Some countries have begun vaccinating contacts of people with infections, and some have recently expanded eligibility criteria, with health officials in the United Kingdom, parts of Canada, and New York City offering vaccines for broader groups of men who have sex with men.
Though documented case counts have recently surged, genetic analyses suggest that the virus could have been circulating among people at low levels for several years before taking off.
In the current outbreak, the United States has reported 200 monkeypox cases, though public health experts are concerned that number doesn’t reflect the true breadth of the virus’s spread. Germany has identified more than 675 cases, Portugal more than 300, and the United Kingdom more than 900.

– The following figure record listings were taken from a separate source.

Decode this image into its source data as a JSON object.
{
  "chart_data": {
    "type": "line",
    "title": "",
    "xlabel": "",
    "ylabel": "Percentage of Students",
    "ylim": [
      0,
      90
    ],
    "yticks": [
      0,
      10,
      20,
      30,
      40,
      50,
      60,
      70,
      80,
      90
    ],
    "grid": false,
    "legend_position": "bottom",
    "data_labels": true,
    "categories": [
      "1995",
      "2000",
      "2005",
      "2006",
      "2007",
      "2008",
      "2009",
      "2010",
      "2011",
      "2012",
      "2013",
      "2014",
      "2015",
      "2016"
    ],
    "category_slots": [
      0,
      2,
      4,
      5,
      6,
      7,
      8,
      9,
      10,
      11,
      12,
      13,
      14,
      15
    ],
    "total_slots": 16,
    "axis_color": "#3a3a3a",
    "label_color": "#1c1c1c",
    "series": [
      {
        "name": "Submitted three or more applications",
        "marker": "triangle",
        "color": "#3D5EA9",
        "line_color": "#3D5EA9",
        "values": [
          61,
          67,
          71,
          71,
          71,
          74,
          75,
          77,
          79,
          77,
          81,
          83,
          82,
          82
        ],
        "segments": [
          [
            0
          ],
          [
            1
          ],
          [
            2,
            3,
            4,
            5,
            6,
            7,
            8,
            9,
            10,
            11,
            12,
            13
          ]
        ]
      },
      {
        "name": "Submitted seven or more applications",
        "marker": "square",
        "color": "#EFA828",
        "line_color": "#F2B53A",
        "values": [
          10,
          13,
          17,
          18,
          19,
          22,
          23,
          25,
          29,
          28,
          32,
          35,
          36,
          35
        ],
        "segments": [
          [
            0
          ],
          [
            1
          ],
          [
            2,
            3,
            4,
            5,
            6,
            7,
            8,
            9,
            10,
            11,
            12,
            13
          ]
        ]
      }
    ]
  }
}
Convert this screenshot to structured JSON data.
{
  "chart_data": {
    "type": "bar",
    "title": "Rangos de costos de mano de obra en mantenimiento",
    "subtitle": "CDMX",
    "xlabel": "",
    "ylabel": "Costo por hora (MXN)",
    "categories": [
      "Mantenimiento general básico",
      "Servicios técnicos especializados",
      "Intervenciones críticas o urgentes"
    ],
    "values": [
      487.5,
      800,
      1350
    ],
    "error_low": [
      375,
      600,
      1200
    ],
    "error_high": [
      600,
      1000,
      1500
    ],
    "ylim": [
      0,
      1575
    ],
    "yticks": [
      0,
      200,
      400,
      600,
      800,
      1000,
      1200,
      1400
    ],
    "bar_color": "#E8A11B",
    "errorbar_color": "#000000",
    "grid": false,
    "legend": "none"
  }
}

South Africa on Thursday also reported a case in a person who had no recent travel history.
Separately, the United States announced Wednesday it had started shipping monkeypox tests to five commercial laboratory companies to expand testing. The nation’s raw testing capacity wasn’t the key issue, but clinicians and advocates had reported the process to get a test — which involved contacting local health departments and a two-step testing regimen — was too complicated and made it difficult for individuals to find clinics willing to provide tests.
The PHEIC designation was created in an update to the International Health Regulations following the 2002-2003 SARS outbreak. The regulations, which are agreed to by WHO member states, are designed to help the world respond to public health threats while avoiding “unnecessary interference with international traffic and trade,” according to the WHO.
The first PHEIC was declared for the 2009 H1N1 flu pandemic, and others have included Ebola outbreaks and the Zika epidemic. The two active PHEICs are for Covid-19 and the continued transmission of polio.